Additionally, Tulenko said, “There is already a surplus of qualified applicants [from the U.S], who are going to medical schools abroad, mostly in the Caribbean.”
A substitute for long-term policy?
Some worry that increasing the reliance on foreign medical graduates would distract from the pressing need to increase domestic medical school enrollment. Fitzhugh Mullan, a professor of health policy at George Washington University, has argued that, without IMGs, the U.S. would already have faced a substantial physician shortage.
The U.S.’s reliance on foreign physicians exemplifies the fact that short-term policy to address immediate needs can often end up becoming long-term policy, and even substitute for a more comprehensive approach.
When the number of residency programs in the U.S. was increased in the 1960’s and ‘70s, the number of foreign medical graduates skyrocketed, despite the large increase in domestic medical school enrollment.

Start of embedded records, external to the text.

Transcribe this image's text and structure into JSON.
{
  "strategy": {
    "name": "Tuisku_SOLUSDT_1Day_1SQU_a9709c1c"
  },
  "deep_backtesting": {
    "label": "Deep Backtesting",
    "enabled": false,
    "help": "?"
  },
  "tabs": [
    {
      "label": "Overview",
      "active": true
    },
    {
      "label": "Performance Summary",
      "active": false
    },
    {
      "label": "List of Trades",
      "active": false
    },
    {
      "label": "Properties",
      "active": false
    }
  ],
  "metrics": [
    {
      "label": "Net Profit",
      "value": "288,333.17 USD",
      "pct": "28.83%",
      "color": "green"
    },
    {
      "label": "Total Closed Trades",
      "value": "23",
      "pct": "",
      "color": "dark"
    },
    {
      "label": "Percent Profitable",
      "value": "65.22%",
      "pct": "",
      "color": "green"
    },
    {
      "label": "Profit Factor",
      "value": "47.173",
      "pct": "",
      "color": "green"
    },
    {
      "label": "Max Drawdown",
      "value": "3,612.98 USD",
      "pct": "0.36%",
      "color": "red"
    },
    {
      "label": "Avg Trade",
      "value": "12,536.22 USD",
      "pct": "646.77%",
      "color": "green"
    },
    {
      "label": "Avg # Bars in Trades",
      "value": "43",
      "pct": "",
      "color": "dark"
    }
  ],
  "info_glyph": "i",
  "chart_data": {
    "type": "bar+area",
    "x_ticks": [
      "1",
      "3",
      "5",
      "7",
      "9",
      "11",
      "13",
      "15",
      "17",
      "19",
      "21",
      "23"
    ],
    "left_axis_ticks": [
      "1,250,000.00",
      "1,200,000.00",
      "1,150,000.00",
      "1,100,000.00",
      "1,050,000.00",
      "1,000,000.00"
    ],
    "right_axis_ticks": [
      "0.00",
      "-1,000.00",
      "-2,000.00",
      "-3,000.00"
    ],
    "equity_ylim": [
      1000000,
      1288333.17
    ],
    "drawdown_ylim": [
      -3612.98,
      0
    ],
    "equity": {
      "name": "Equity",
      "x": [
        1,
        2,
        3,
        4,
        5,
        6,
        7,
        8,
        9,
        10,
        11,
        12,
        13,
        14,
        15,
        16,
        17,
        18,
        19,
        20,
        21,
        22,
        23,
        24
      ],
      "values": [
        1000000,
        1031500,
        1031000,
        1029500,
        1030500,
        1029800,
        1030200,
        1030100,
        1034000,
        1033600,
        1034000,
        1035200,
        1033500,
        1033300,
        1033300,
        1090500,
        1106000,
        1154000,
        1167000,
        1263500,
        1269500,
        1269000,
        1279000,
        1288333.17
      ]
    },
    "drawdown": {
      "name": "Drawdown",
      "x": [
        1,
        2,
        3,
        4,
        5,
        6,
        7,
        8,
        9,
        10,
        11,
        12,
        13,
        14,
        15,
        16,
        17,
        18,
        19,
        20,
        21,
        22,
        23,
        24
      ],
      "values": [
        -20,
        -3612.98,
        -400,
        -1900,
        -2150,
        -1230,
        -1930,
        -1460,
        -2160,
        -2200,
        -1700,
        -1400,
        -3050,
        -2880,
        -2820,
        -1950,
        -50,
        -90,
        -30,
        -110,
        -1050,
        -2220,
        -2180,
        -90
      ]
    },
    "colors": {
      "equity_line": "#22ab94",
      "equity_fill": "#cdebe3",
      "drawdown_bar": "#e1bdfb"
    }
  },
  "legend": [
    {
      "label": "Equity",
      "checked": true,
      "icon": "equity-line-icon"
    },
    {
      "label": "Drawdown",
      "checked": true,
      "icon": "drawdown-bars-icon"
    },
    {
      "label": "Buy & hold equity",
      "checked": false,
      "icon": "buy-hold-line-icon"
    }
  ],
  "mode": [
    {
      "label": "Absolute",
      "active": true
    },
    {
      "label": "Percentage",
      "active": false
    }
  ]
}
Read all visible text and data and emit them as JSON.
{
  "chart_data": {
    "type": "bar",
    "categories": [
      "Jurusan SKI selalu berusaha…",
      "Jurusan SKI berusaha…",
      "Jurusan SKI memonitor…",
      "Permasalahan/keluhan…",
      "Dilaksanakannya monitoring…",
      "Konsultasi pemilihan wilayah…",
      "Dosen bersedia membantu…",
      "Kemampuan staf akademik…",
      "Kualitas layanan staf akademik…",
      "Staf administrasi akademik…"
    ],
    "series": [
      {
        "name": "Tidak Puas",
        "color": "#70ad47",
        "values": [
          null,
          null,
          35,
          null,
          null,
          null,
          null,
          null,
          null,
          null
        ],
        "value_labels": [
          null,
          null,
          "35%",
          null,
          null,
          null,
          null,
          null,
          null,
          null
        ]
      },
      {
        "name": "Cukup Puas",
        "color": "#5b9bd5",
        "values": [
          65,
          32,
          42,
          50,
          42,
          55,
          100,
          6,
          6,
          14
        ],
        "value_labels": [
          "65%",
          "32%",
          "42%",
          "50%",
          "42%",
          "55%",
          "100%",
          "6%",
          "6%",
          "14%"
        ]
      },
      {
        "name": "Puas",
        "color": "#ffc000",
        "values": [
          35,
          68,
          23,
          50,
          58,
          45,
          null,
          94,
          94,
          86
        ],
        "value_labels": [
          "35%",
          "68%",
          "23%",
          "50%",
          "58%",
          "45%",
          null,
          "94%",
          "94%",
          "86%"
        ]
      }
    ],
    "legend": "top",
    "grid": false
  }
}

But medical school enrollment flattened out in the 1980s, despite calls for decreasing the reliance on foreign physicians.
According to Mullan, reliance on foreign medical school graduates was supposed to be a temporary solution, but U.S. medical school enrollments were never increased substantially past the level they reached in the early 1980s and, in effect, reliance on foreign medical graduates has became long-term policy.
Bourgeault said that further increasing U.S. reliance on foreign physicians now has the same risk.
“I think it’s a short-term ‘solution,’” she said, qualifying the word solution because she was not sure that it really solved more problems than it caused. She argued that, with the political will, a wealthy country like the U.S. should be able to train enough of its own physicians to meet its needs.